12 thoughts on “Our Rented Homestead

  1. Your summer sounds as craptastic as mine. Single mom with 5 kids,a grandkid and a housing subsidy , we ended up living in a friends semi vacant apartment for a month while our paperwork got conveniently lost. We finally have a place and I’m over the moon to be settled again. Congrats to you and I look forward to your homesteading posts. We have a tiny backyard that might just be perfect for a garden.

    1. Congrats to you,too! I think the whole stress and uncertainty of it all makes getting settled in an even more joyous thing.
      Hope you’ll share some of your garden happenings! 🙂

  2. Wow, that’s a great looking pond! Sorry to hear you’ve had such a crappy summer, but glad life seems to be looking up. Hopefully you can start getting your garden set up now. Fall is a great time to prep the soil and even plant some things (like garlic).

    1. I’m using the cardboard from the boxes we moved with to build a lasagna garden. At least part of the garden will be done that way. The soil is AWFUL, at least in the area that’s fenced in. Of course !

  3. I arrived at your blog to read a recipe entry. I stayed for the blue collar honesty.

    It’s so refreshing to find a blog within two days of joining that reminds me of the fiery working class folk that raised me. This blog entry of yours, along with “EVERYONE DESERVES A LIVING WAGE…. EVEN IF THEY CAN’T SPELL ‘FRIES’”, are wonderful gems in this potentially endless sea of blogs. I subscribed almost instantly!

    I live in Toronto, but I have friends in the Ithaca area who tell me upstate New York is reeling from over two decades of de-industrialization. The same is happening in some parts of the province I live in. It’s tough for working folk to catch a break, and the condescension I see directed at them from both sides – conservatives and liberals – is infuriating.

    I’m from a working class family and still consider myself part of their ranks, even if I’ve managed to cobble together a semblance of a “professional” career. You mentioned Loretta Lynn, and in some ways I’m kind of like her song “Coal Miner’s Daughter” – I stay true to my roots.

    Here’s to more great stuff from you. Cheers!

  4. I am SO glad you found a place — it looks and sounds amazing. 🙂 We went through this last year when our house went up for auction about a year sooner than we expected, and it is terrifying to come so close to being homeless. (Family were happy to take US in but not our cats, and that is a deal breaker.) We checked out trailer parks (would not be able to get in because they do a background check for ALL your life, not the past 10 years, and my 60 year old husband has felonies from 35 years ago). The cats were a big issue, but we did finally find a lovely place to rent.

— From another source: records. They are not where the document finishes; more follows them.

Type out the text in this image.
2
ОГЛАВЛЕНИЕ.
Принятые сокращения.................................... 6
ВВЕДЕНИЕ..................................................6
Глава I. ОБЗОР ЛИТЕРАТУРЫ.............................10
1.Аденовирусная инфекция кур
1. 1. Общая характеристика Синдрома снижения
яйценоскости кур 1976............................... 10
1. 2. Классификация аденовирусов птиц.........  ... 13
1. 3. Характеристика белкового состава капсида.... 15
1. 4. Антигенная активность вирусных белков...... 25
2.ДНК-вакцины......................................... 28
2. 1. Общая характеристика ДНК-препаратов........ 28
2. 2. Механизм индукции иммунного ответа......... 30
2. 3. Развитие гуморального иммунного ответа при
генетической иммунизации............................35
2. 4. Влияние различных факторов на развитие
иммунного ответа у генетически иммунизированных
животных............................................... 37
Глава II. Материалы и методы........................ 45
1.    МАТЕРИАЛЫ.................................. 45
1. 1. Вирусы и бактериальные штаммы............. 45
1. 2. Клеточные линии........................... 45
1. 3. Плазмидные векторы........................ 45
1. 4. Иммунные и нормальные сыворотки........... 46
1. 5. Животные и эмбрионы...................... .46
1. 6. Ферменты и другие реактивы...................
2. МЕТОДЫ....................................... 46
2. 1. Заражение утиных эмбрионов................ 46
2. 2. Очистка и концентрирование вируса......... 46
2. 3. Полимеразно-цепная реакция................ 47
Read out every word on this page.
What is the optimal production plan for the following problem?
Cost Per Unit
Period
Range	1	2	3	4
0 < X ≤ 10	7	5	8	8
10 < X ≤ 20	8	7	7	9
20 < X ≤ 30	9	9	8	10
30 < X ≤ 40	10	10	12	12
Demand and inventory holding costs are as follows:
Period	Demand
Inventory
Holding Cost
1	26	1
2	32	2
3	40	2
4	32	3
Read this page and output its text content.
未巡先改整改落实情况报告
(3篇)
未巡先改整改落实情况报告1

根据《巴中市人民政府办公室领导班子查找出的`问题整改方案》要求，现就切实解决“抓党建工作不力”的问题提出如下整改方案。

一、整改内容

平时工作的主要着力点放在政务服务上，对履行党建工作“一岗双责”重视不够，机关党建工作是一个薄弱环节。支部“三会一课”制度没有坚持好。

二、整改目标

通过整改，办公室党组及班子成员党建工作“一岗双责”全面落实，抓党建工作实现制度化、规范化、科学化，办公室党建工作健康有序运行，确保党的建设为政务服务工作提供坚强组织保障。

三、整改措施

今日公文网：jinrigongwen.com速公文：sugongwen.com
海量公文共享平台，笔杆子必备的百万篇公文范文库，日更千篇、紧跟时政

    I am on SSDI and my husband is a disabled vet — for pay stubs/employment verification we have letters that show our monthly income. I imagine a senior on Social Security would show income the same way. That was not an issue for us, thankfully!

  5. I am so glad that you and your family that you found a happy place to live, with an understanding landlord! The two are so rare.

    By the way, I thought I was the only one who absolutely and utterly refused to live in a trailer park. My friends always told me I was limiting myself too much. One actually suggested I BUY one of the damned things for investment purposes! (I told her I’d rather invest in the *bleep*ing lottery.) Those places are nothing but depressing, horrifying, and oh-so-inadequate for human life. I also spent several years in one when I was young, had many of the same experiences. Lost pets, drugs, sexual assaults, creepy men… One time our trailer got struck by lightning! It broke my mom’s heart when at age 13 I left the trailer park and moved in with my dad and his new wife. I hated leaving my mom so much and living with that woman, but being in the trailer park was worse. Never again. Ever.